E seguiu adiante. Passou-se o tempo e sempre todos diziam que fora impossível comparecer à cerimônia, chorar, consolar a viúva. Na verdade não apenas passou-se o tempo: passaram-se anos. Anos, anos e anos. Até que enfim eu morri: quase ninguém esteve no meu velório. Fui levado ao túmulo. E, pelo menos os poucos que compareceram, tocaram numa velha vitrola de LP uma de minhas músicas favoritas: Paint it black. Que, você sabe, é dos Rolling Stones, não é mesmo?

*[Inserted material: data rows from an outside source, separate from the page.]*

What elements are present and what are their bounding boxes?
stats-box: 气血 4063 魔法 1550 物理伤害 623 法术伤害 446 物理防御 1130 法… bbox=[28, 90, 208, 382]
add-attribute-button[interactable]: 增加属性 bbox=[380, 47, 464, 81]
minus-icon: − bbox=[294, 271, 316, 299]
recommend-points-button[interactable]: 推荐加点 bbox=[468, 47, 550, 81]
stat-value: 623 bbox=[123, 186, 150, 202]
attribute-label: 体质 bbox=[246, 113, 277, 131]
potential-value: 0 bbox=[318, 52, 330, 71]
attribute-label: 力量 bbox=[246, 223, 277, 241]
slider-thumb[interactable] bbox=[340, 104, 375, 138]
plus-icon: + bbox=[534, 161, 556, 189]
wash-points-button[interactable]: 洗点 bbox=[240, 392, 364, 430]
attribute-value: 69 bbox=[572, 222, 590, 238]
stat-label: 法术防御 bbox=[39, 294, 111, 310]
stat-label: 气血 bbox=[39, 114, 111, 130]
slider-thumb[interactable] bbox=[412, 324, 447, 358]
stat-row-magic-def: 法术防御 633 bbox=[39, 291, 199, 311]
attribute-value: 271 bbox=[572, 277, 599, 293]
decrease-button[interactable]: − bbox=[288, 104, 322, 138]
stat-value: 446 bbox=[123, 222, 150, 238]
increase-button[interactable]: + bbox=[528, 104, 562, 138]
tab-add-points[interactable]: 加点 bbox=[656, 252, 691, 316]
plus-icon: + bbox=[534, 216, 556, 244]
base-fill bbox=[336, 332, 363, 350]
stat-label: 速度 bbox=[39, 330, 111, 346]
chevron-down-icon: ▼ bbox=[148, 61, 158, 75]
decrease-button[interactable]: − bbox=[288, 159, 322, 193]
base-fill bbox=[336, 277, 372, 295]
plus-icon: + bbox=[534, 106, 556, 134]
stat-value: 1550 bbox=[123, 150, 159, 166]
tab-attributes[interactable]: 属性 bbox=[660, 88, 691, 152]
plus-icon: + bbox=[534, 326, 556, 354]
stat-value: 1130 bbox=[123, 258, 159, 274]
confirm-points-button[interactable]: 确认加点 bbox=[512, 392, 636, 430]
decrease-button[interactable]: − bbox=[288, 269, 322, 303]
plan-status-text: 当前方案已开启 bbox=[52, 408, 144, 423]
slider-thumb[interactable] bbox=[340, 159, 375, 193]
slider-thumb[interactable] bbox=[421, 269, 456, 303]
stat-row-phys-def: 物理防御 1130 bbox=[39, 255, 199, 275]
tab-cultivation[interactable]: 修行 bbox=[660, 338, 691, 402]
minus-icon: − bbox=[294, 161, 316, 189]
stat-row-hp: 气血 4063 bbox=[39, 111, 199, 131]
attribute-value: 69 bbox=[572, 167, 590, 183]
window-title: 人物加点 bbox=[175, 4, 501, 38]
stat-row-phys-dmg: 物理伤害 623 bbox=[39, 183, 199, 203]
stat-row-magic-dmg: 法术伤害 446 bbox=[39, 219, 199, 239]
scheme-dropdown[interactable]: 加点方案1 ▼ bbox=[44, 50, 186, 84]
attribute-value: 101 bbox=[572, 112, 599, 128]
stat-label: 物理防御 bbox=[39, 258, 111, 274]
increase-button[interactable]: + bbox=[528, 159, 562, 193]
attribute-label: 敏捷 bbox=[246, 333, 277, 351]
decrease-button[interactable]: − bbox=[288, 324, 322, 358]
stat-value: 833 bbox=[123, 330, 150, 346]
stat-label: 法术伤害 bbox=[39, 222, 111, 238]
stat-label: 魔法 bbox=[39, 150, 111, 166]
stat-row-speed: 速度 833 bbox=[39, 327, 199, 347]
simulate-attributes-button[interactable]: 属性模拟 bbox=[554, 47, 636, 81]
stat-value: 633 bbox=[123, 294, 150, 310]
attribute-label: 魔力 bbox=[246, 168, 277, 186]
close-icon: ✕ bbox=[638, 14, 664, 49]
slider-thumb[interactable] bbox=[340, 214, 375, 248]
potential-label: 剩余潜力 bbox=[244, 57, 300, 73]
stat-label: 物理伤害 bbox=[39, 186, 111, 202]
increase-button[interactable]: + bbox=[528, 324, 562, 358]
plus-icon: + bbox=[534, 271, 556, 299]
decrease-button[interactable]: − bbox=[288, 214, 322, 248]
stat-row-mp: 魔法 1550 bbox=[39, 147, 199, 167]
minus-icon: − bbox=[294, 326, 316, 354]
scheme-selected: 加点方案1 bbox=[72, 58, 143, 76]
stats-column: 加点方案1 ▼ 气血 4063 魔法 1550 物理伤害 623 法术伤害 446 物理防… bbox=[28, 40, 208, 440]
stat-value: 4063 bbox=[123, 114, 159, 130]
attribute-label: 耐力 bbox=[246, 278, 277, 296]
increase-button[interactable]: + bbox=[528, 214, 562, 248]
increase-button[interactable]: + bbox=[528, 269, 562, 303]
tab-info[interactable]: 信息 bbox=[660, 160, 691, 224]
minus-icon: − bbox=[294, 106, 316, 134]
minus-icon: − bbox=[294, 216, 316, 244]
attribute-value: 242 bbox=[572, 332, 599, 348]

Dia seguinte saí, do mesmo modo que o meu amigo morto, a caminhar pelas ruas. Em cada esquina havia sempre alguém a se desculpar e apresentar desculpas. Como ele, perdoei a todos e compreendi os seus motivos: um não tinha ido porque estava de férias; outro, porque tinha uma festa; mais um porque estava feliz demais para viver aquele momento de dor; e aqueloutro porquê, sei lá porquê...

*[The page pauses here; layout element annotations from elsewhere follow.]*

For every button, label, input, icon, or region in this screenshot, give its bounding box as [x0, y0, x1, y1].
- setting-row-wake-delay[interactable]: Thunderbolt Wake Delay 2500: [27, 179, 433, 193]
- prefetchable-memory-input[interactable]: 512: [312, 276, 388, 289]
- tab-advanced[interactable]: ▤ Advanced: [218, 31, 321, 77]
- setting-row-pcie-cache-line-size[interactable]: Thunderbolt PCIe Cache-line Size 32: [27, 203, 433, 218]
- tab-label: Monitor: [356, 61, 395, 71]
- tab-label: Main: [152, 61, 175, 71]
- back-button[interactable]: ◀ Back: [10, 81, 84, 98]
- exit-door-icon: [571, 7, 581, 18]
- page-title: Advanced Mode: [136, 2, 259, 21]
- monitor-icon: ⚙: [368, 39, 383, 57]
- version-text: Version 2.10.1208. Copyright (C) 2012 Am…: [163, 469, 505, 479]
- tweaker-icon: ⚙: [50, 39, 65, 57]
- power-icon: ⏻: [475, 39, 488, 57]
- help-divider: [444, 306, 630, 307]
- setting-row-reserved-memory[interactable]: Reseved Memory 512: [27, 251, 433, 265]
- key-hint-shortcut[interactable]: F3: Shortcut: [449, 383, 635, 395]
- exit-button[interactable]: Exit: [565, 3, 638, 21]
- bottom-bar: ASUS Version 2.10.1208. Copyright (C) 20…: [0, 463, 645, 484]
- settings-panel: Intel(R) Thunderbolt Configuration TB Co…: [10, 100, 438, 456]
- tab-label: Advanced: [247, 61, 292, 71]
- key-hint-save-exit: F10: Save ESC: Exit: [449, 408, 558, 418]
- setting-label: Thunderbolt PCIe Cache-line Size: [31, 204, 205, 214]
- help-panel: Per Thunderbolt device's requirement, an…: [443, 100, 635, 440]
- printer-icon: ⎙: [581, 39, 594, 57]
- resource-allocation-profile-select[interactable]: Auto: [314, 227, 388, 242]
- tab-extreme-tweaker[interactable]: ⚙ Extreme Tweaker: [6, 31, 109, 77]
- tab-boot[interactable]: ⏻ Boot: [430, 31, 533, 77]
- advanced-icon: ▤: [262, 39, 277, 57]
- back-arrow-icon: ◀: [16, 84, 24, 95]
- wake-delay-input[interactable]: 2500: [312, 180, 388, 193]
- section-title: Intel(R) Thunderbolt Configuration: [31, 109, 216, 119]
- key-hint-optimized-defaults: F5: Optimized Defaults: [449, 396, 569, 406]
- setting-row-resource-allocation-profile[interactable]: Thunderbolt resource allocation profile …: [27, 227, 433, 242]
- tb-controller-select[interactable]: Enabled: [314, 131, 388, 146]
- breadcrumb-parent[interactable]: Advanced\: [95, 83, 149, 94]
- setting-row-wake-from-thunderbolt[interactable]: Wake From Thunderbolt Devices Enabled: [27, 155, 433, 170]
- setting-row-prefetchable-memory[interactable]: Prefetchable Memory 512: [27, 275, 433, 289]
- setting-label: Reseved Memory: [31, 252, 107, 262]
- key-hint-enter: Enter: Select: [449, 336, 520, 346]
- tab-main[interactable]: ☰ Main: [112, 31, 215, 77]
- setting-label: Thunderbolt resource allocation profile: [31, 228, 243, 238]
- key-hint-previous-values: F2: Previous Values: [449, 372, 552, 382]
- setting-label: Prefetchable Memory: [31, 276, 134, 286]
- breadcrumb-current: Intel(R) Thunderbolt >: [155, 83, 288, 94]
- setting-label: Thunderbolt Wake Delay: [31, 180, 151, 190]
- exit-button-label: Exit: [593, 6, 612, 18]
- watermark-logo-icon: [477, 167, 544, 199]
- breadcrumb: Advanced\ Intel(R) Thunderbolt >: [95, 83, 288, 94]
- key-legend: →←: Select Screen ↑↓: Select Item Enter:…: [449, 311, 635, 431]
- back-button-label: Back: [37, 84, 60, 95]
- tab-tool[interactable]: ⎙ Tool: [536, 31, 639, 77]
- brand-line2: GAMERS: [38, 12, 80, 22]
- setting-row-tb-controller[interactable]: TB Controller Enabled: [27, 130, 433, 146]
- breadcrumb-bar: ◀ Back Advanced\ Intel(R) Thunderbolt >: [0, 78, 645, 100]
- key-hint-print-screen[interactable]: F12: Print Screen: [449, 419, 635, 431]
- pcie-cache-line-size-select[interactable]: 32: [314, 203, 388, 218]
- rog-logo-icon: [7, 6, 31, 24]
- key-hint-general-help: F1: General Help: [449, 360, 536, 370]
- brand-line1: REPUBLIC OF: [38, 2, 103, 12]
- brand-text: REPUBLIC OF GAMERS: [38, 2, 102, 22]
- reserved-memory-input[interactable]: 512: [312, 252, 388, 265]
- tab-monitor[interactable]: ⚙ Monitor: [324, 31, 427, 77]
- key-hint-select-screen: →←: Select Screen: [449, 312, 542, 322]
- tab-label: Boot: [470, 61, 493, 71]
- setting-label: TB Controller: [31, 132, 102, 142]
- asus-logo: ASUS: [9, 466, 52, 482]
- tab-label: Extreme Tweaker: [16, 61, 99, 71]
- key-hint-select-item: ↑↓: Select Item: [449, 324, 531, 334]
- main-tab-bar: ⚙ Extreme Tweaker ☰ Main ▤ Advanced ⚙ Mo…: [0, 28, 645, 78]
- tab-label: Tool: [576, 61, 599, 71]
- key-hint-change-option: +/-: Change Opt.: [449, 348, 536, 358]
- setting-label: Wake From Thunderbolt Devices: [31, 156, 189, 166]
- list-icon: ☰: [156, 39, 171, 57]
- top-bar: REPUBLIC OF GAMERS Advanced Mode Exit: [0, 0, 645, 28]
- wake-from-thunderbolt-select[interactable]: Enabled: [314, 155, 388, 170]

Admitindo as limitações da natureza humana respeitei os motivos de cada um. Mas, no íntimo, sentia o desapreço, o esquecimento, o fora. Continuei a caminhar. Então, nos arrabaldes da cidade, encontrei meu amigo. Aquele que, no começo desta história, já havia morrido. 

Lembrei que ele também não havia comparecido a meu enterro. Olhei fixamente em seu olhar e perguntei: “Mas, até você? Até você? Você, que sabe o que é ser desprezado, esquecido, lastimavelmente esquecido? Você, que já morreu e foi miseravelmente abandonado? Você, que foi amigo, que emprestou dinheiro que nunca recebeu? Você, que foi solidário, protetor, corajoso, defensor de quem estava na cadeia por ser comunista nos tempos do golpe de 64? Não dá para entender... Eu sou desse tempo, e fui a seu enterro. Por que você não foi ao meu?”

Ele, olhando para o chão, disse: “Desculpe, estou morto. Quando a gente morre as coisas mudam. Eu tinha mais o que fazer...”

Eu disse: “Não dá para desculpar.”

E ele: “Dá sim. Você é que não entendeu: quando nascemos já estamos mortos. Apenas não percebemos.”

Nesse momento compreendi tudo, a efemeridade da vida, a vanidade do instante. Fui dominado por uma alegria escura e pesada. Peguei o cara pelo ombro e disse: “Tá oquei, bicho. Tá tudo certo. Vamos tomar uma cerveja. Vamos comemorar o que somos.”

Entramos num bar. Bebemos. Não pagamos a conta e saímos pela porta dos fundos. Éramos dois fantasmas. Não devíamos nada a ninguém e e fomos embora.